Lovers | The New Theatre
07 July 2011 (Theatre Review)
Review by: Lauren O'Toole
Title: Lovers
Venue: The New Theatre
Dates: Until 9th July, 8pm
Price: €12/€15
Director: David Ferguson
Writer: Brian Friel
Actors: Michael Wallace (An Ideal Husband, The Winter's Tale), Ann-Marie Taaffe Oedipus the King, Emma) April Bracken (Thursday's A La Parisienne, Boxes), Martin Burns Jr.(The Bacchae, Oedipus), Neill Fleming (The Hostage, La Locandiera), Sharon Coade (The Get Together, Glengarry Glen Ross), Teresa MacShane Cashin, Eileen Fennell (Portia Coughlan, Julius Caesar).
Nutshell: Two one act plays portraying the trials and tribulations in both puppy love and the last chance saloon.
You'll like this if: You appreciate a good storyteller – which, of course, Brian Friel is the epitome of.
Avoid if: You have been overdosing on the Friel mania that seems to have consumed the Dublin theatre scene: there's the danger it will take a hold on you and you'll be found on street corners wistfully reciting prosaic monologues.
Star Rating: 5/5
Lauren O'Toole's Full Review:
Lovers is two one act plays placed side by side. Winners, the first, features Mags and Joe, seventeen year old school students who have climbed to the top of a local hill to study for their imminent exams. Joe is determined to focus on mathematical equations, intent as he is to one day becoming a maths teacher, and Mags is determined to distract him. Mags has a lot on her mind and alternates at a dizzying speed between vocalising every fleeting thought that enters her head and expressing her worry and excitement about her forthcoming marriage to Joe and the birth of their baby.
April Bracken is the perfect embodiment of Mags. Girlish and petulant, self-centred but endearing, her comic timing of Mags' stream of consciousness is superb and really makes the audience feel for her often patient and serious fiancé Joe.
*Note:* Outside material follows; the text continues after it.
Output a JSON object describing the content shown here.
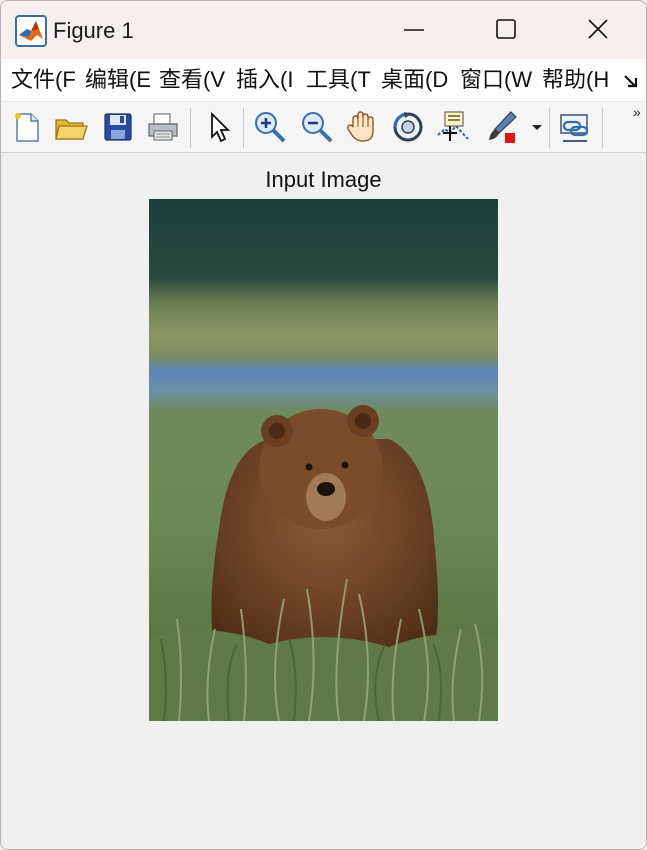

Martin Burns Jr. balances Bracken's high energy performance with a slow building exasperation that anyone who has had to deal with a "Mags" in day to day life can really relate to.
Losers is more of a fast paced piece, with the lovers of this play facing adversity from outside influences far more then Mag and Joe – who, while forced together by societal expectations, judge and pick on each other in a childish yet potentially damaging manner. Andy and Hanna meet a lot later in life then their youthful counterparts, their love and affection for each other seemingly boundless and impeded only by the almighty force of Hanna's ageing mother. Scared that Andy is going to whisk her ever compliant daughter away into the sunset, the manipulative Mrs Wilson (Eileen Fennell) tries to break her son-in-law through the power of prayer – enlisting the newlyweds to join her every evening in a rosary dedicated to her beloved Saint Philomena. Fennell and Teresa MacShane Cashin, who plays the part of her fellow bible basher, the lovingly nicknamed "Prissy Cissy", are the perfect image of Catholic repression, ruling the household with their rosary beads firmly wrapped around their iron fists. Neill Fleming is hilarious as Andy, with his drunken outburst towards the end of the play particularly crowd-pleasing. Sharon Coade completes the strong cast as Hanna, a ball of nerves, torn between exasperation with her mother and a thinly veiled devotion to her.
The acting is phenomenal in both pieces with “Man” played by Michael Wallace and "Woman" played by Ann-Marie Taaffe deserving of a special mention for their clinical yet beautifully toned narration of the story of Mags and Joe – their uniformity and steely concentration remarkable. The set design by Fiona Carey is inspired – with the movement of the haphazardly hung strips of wallpaper in Winners into closely formed walls in Losers appropriately reflecting the claustrophobia of Andy and Hanna's marital home. The religious images peering down from the walls complete the oppressive atmosphere.
The title of the plays, Winners and Losers, is certainly a talking point - you come away feeling as if no-one really won anything and yet it seems to be more a case of perception than anything else. Andy and Hanna let their love slip away and stay together despite knowing that they've lost what they once had. Mags and Joe, when they pause from their constant bickering, are happy to live in the moment, content with their innocent belief that no-one will ever be as happy as they are right now.